Supposons un renversement. A savoir que ce n’est pas ma voix qui sort de mon corps, qui vient de mon corps, qui est contenue dans mon corps... mais le contraire. Que mon corps sort de ma voix. C’est rigoureusement irreprésentable. Jamais - l’enregistrement en témoigne - je n’aurais l’air de faire sortir de ma voix mon corps. C’est ça la damnation.

Mais tout de même on pourrait peut-être introduire un doute. Et ce doute, il est introduit uniquement par cette idée qu’il y aurait donc eu un corps qui serait passé par la voix directement à la matrice, pour ensuite se présenter comme corps, un corps comme vous et moi, et puis mourir, et puis ressusciter, et puis s’en aller. C’est un événement tout à fait absurde, qui me paraît, pour cette raison même tout à fait intéressant.

Le moindre psychanalyste venu - c’est-à-dire un peu tout le monde, aujourd’hui - vous dira : ah ben voilà une façon de dénier le sexe, le sexe donc la mort. Mais supposons que ça soit le contraire : qu’il y ait du vrai dans cette idée - que le maximum du sexe soit représenté par la voix et qu’au fond la misère sexuelle dans laquelle on nous contraint de vivre soit tout simplement liée au peu de voix, au très peu de voix. Au très peu de voix non pas en volume, mais au très peu de pensée sortant de la voix.

Bien entendu, c’est ça le fond de la chose à laquelle j’essaie d’apporter une contribution. J’essaie de prendre cette affaire de corps, de sexe qui en est distinct, et de voix, à l’endroit où ça produit des boursouflures, des ratés, des symptômes. Et honnêtement il me semble que l’on n’a pas vraiment accès à la découverte analytique si on a de la pudeur à l’égard de cette histoire de Vierge Marie. C’est pourquoi lorsque j’ai parlé de son trouage, j’ai découvert avec stupeur la volonté laïque spontanée de sauver à tout prix la Vierge Marie. C’est étrange. Sauver à tout prix la Vierge Marie ça revient à sauver son envers : Vénus. Vénus n’a pas de trou, ça aurait dû satisfaire ceux qui voient dans la Vierge Marie la pire des impostures, qui sert à l’opium du peuple, à l’obscurantisme.

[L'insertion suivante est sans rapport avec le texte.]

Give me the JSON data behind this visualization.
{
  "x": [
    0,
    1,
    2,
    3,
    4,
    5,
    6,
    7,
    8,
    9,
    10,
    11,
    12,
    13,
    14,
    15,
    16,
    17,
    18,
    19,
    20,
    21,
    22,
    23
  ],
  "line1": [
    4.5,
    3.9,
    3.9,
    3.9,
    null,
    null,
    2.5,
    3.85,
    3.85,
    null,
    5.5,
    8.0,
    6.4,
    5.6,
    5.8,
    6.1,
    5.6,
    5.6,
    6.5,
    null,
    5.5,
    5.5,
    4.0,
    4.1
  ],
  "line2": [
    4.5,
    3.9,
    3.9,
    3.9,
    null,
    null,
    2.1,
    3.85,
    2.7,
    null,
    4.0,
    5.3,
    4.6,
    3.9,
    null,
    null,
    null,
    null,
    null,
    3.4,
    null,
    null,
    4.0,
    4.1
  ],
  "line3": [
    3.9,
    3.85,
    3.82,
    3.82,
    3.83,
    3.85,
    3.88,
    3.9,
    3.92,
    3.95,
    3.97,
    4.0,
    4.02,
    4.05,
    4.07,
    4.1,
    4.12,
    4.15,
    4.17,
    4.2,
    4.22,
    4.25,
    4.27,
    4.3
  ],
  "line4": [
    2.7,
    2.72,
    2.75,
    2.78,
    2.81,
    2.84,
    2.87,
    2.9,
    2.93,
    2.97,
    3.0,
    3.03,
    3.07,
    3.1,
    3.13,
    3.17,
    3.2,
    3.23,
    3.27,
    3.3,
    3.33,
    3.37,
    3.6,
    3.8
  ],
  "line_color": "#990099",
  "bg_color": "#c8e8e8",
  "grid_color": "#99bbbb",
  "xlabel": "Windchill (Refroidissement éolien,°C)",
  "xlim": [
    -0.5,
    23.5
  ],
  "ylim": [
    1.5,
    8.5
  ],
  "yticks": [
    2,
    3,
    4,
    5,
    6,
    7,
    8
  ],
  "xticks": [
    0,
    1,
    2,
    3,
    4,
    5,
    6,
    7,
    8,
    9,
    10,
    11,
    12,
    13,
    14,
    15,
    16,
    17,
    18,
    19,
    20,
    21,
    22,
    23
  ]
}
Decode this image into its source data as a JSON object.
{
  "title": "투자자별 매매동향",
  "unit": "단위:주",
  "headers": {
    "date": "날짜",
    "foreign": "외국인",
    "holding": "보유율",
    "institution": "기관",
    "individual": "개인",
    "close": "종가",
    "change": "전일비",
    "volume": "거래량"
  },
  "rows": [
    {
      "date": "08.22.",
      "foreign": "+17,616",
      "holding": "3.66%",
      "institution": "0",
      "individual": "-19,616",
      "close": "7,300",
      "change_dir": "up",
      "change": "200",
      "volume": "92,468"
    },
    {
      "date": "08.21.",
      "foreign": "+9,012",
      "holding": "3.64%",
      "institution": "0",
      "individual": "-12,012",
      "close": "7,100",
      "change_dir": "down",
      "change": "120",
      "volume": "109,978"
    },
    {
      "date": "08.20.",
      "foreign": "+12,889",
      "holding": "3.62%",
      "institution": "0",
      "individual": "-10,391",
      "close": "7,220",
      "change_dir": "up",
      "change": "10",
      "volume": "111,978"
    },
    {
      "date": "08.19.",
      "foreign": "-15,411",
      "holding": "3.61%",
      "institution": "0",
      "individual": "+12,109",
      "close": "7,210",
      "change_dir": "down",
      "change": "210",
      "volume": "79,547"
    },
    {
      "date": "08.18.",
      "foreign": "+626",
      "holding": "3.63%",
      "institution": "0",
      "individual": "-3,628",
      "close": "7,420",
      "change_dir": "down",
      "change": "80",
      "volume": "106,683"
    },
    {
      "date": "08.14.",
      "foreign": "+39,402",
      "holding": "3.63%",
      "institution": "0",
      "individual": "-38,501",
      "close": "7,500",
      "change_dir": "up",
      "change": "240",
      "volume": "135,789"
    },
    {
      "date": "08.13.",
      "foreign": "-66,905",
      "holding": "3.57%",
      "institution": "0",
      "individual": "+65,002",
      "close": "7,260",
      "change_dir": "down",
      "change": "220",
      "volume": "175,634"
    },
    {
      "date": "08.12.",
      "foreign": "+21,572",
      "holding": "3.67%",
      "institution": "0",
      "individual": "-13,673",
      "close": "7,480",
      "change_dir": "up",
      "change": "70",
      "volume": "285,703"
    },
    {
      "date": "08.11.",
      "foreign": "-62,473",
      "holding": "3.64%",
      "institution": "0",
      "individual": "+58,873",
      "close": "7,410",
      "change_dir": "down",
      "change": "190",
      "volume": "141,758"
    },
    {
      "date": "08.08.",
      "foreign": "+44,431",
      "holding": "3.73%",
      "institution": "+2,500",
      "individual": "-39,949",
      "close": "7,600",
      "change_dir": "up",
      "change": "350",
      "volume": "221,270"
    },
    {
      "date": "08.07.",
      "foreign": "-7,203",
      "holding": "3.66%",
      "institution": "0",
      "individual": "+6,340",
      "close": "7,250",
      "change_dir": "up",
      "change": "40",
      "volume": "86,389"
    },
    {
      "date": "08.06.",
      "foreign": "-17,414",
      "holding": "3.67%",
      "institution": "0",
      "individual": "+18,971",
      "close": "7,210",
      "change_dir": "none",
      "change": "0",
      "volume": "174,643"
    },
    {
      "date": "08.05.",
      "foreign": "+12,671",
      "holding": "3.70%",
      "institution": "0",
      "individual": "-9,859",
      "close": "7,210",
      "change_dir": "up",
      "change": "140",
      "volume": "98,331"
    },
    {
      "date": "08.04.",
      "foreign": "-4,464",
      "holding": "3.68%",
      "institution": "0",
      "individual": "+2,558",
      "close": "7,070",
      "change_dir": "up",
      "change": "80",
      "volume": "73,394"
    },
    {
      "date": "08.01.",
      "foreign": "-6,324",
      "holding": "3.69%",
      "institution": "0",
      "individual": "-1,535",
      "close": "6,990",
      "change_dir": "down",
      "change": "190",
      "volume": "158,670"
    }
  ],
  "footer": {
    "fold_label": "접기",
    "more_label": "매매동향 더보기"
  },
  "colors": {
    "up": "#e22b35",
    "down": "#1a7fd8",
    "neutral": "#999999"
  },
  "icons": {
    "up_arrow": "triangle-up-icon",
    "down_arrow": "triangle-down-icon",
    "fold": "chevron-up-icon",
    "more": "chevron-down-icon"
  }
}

En fait, mon geste a choqué les obscurantistes de notre temps. Ceux qui ont tout intérêt (et on pourrait démontrer pourquoi) à garder une image idéale de la femme. N’importe laquelle. Vierge Marie comprise. J’apporte sur un plateau la façon de se débarrasser de toutes ces aliénations et je me vois accusé, moi, de vouloir les faire renaître. Je propose du trou, donc de la liberté, et .je me vois stigmatisé, comme si je voulais mythologiser la question.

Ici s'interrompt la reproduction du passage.